Rackspace se vend au fonds Apollo pour 4,3 Md$

Taylor Rhodes, CEO de Rackspace, estime que le fonds Apollo a su donner aux sociétés qu'il a déjà rachetées la flexibilité pour mener une stratégie à long terme. (crédit : D.R.)

Taylor Rhodes, CEO de Rackspace, estime que le fonds Apollo a su donner aux sociétés qu’il a déjà rachetées la flexibilité pour mener une stratégie à long terme. (crédit : D.R.)

L’hébergeur Rackspace, fondé en 1998 au Texas et co-créateur avec la Nasa de la pile cloud OpenStack, vient d’être racheté par la firme d’investissement privée Apollo Global Management pour 4,3 Md$. Très engagé sur l’hébergement de clouds managés, il affronte la rude concurrence des grands acteurs du cloud public. Sortir de la bourse devrait lui procurer l’ombre dont il a besoin pour faire évoluer ses activités.

Passer entre les mains d’un fonds privé semble trouver les faveurs de plus en plus de fournisseurs de technologies ces derniers temps. Outre-Atlantique, plusieurs d’entre eux ont récemment fait ce choix, Dell étant le plus notable, parmi d’autres comme Qlik, Marketo, Tibco, InformaticaCompuware ou Riverbed, et jusqu’en France avec le rachat de Cegid par deux fonds anglo-saxons. Cette fois, c’est l’hébergeur et fournisseur de services cloud Rackspace, co-créateur de l’infrastructure OpenStack, qui décide de devenir privé en rejoignant la firme d’investissement Apollo Global Management pour 4,3 milliards de dollars. La transaction conclue offre aux actionnaires 32 $ par action. Ce faisant, le groupe créé en 1998 à San Antonio (Texas) va sortir de la bourse, ce qui, pour une société jusque-là soumise au dictat des résultats trimestriels, apporte une discrétion qui lui laissera désormais les coudées plus franches pour conduire sa stratégie. Or, Rackspace évolue sur un marché cloud extrêmement compétitif sur lequel Amazon Web Services, Microsoft, IBM et Google trustent les premières places.
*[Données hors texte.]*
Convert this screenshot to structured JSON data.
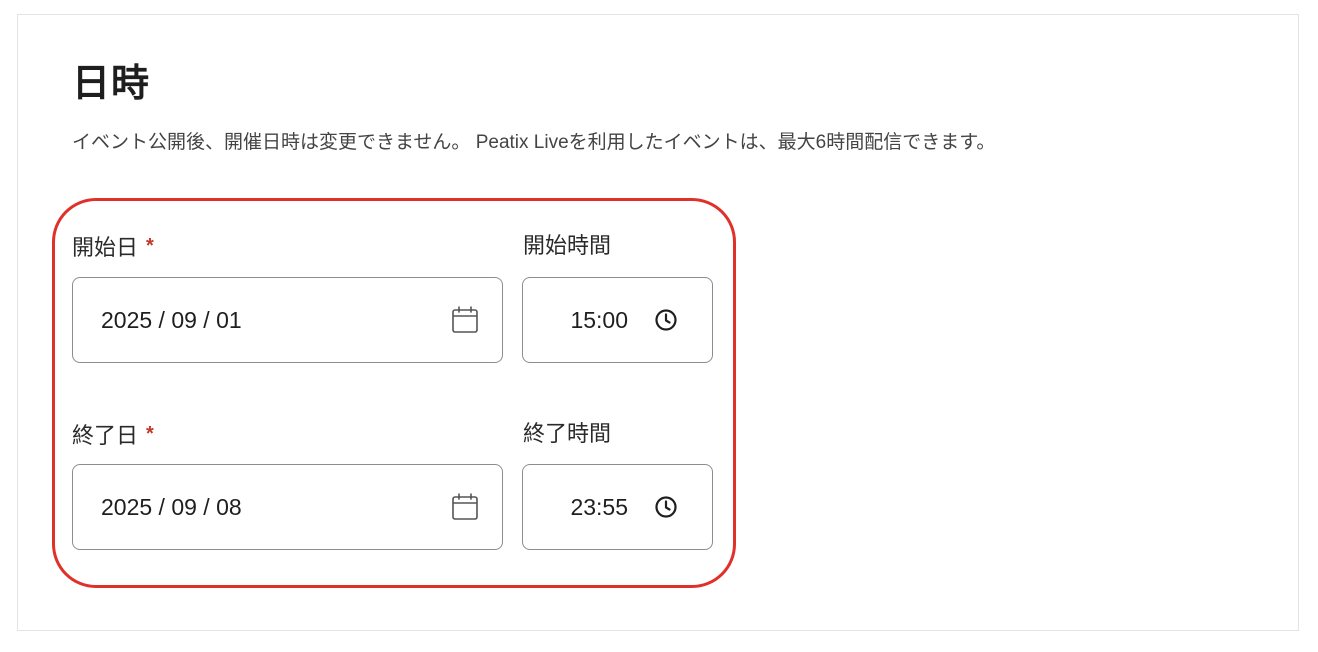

Effectivement, Graham Weston, président de Rackspace, explique que cette transaction va fournir à la société qu’il a co-fondée « davantage de flexibilité pour gérer ses activités pour assurer une croissance à long terme et étendre notre offre produits ». Une explication relayée par le CEO Taylor Rhodes, autre co-fondateur, dans un billet. « Cela nous permettra (…) d’étendre nos services multi-cloud demandés aujourd’hui par les clients et de saisir l’opportunité importante à laquelle nous sommes confrontés en tant que numéro 1 du cloud managé », indique-t-il. L’acquisition par Apollo Global Management, approuvée à l’unanimité par le conseil d’administration, devrait être réalisée au quatrième trimestre. Cet été, Apollo avait déjà fait parler de lui à l’occasion d’une rumeur qui le disait intéressé par une acquisition de Hewlett Packard Enterprise, avec deux autres fonds, KKR et Carlyle Group.

Des partenariats avec Amazon et Microsoft qui n’ont pas suffi

Au départ hébergeur, Rackspace a par la suite étendu son offre dans les services cloud, affrontant alors la forte concurrence des grands acteurs du cloud public, ces derniers étant capables de tirer les coûts vers le bas sur l’ensemble de leurs services cloud. Pour maintenir le cap, Rackspace est allé jusqu’à nouer des partenariats avec ces rivaux en proposant aux entreprises de les aider à migrer leurs systèmes informatiques vers les datacenters d’Amazon et de Microsoft. L’objectif, en s’intégrant avec les solutions d’autres fournisseurs, consistait pour Rackspace à proposer à ses clients un contrôle plus granulaire sur leurs applications dans le cloud. Mais cela n’a apparemment pas suffi.

Pour Ezra Gottheil, analyste du cabinet Technology Business Research, l’hébergeur texan rencontre « des difficultés à se constituer une base client sur les nouveaux business models. Il s’interface entre ses clients et les clouds publics. Je pense qu’ils ont réalisé leur transition sur ce qu’ils proposent, mais qu’ils n’ont pas encore construit leur base clients ». La transition a d’ailleurs été un peu difficile, notamment courant 2015, ce qui s’est traduit alors par une baisse de l’action du fournisseur texan. « Rackspace est un acteur cloud solide, mais la compétition dans le cloud public s’est accrue de façon radicale ces dernières années », confirme lui aussi Dan Olds, analyste du cabinet OrionX en pointant un nombre plus important de concurrents et une lutte sur les prix. En devenant privé, ce sera plus facile pour Rackspace d’opérer les changements dont il a besoin.